The programme in Lesotho, during which the girls participated in a community tree-planting ceremony and engaged with Basotho pupils, crafters and villagers, had the intended effect of consolidating lessons learnt along the way. “The relative poverty that the girls saw helped to reinforce their appreciation of what they have. They realised they didn’t need many material goods to lead productive, happy and meaningful lives,” said Whitfield.

What the pupils said

Megan Mackenzie: The biggest challenges were trying to keep positive for the whole day and dealing with minor injuries. But I really enjoyed the trip. For me the highlight was the two days of cycling. We covered 33 kilometres on day four and 25 on day nine and that felt like a real achievement. I enjoyed the Basotho village. It was great to be in another country and we learnt about other people’s lives, and we saw how little people survived on. We didn’t miss our phones or computers — we didn’t need them.

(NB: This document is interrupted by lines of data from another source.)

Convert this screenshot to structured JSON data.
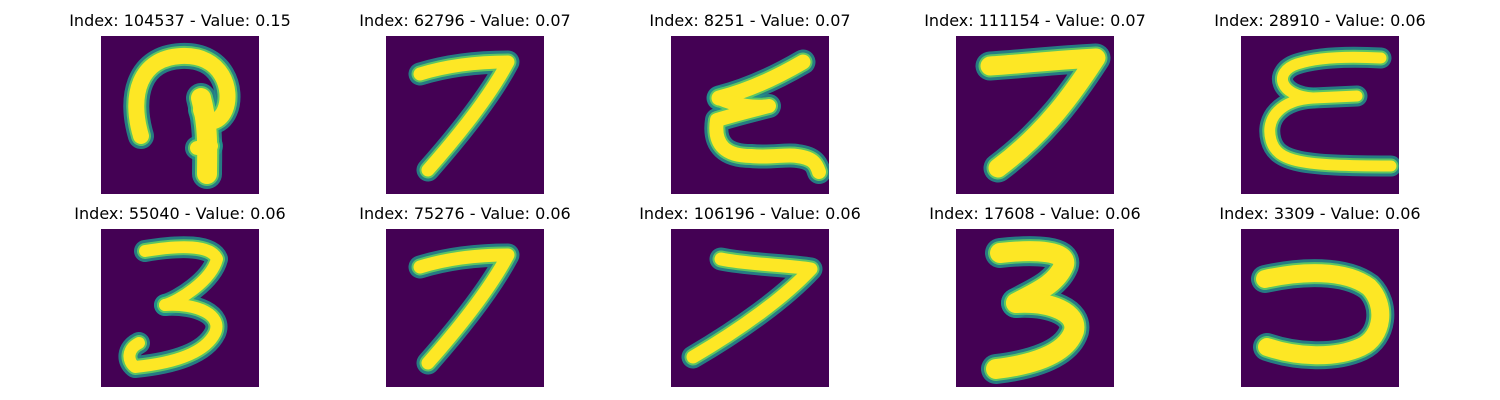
{
  "chart_data": {
    "type": "image-grid",
    "rows": 2,
    "columns": 5,
    "colors": {
      "background": "#440154",
      "glow": "#21918c",
      "mid": "#5ec962",
      "stroke": "#fde725"
    },
    "panels": [
      {
        "title": "Index: 104537 - Value: 0.15",
        "index": 104537,
        "value": 0.15,
        "glyph": "hook-question"
      },
      {
        "title": "Index: 62796 - Value: 0.07",
        "index": 62796,
        "value": 0.07,
        "glyph": "digit-7"
      },
      {
        "title": "Index: 8251 - Value: 0.07",
        "index": 8251,
        "value": 0.07,
        "glyph": "z-like"
      },
      {
        "title": "Index: 111154 - Value: 0.07",
        "index": 111154,
        "value": 0.07,
        "glyph": "digit-7-bold"
      },
      {
        "title": "Index: 28910 - Value: 0.06",
        "index": 28910,
        "value": 0.06,
        "glyph": "epsilon"
      },
      {
        "title": "Index: 55040 - Value: 0.06",
        "index": 55040,
        "value": 0.06,
        "glyph": "digit-3"
      },
      {
        "title": "Index: 75276 - Value: 0.06",
        "index": 75276,
        "value": 0.06,
        "glyph": "digit-7"
      },
      {
        "title": "Index: 106196 - Value: 0.06",
        "index": 106196,
        "value": 0.06,
        "glyph": "angle-7"
      },
      {
        "title": "Index: 17608 - Value: 0.06",
        "index": 17608,
        "value": 0.06,
        "glyph": "digit-3-bold"
      },
      {
        "title": "Index: 3309 - Value: 0.06",
        "index": 3309,
        "value": 0.06,
        "glyph": "reversed-c"
      }
    ]
  }
}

Jessica Taylor: Our guide told us that all we need to survive in life is family, shelter and food. Well, we came up with a fourth: spirituality. Our group was close and we helped each other. I enjoyed the horse ride in Lesotho. A lowlight was the blisters. And on day eight, we got a bit lost. One day, the weather was miserable — cold and rainy. We dragged on and my blisters were hurting. I wanted to sit down and cry. But when we arrived at camp, we found a big fire, army tent and soup waiting — prepared by the local farmer. We loved the letter drops. They meant a lot to us and reminded us how much we take for granted. During the phone call, some of the day scholars broke down. It was very emotional. Approaching Giant’s Cup, the wind was terrible and we used each other for support. I’m terrified of heights, so it was hard. When you look back, these things seems small, but at the time, they were big. As a result of the trip I think we are more disciplined in our personal lives.

Bianca Wittig: I’d do it again, but perhaps for a shorter distance. Not knowing what lay ahead was difficult. After the first day, I thought: Oh my word ... another three weeks of this! It seemed like forever. The best part was what we learnt about ourselves. We discovered that you can do anything if you set your mind to it. And you get to know your friends a lot better.

Jessica Hodgkinson: I loved it. I was surrounded by positive people. The first day was hard; it seemed like we were never going to get to camp. We came across veld fires the second day, so we had to change our route. We also got lost and it was a relief when we finally found our way. I learnt more about myself mentally than physically. We had to be very self-disciplined and organised in order to be able to leave promptly in the morning. We had to pace ourselves with our food. On the second last day, we ate all our snacks, so we were starving. Fortunately, Ms Whitfield gave us some leftovers. I learnt to appreciate what my mum does and the benefits of living in a solid house as opposed to a flimsy tent. The beauty of Giant’s Cup and Hodgkin’s Peak humbles you. We had a chance to reflect on God’s creation of the Earth. Being there was special.

Advice for next year’s hikers

• put comfort before fashion;

• practise walking with your backpack;

• get the right-sized backpack;

• take fewer clothes rather than a backpack that’s too big;

• wear in your hiking boots beforehand;

• go without deodorant rather than have to carry it; and

• buy SPF long-sleeved shirts to prevent sunburn.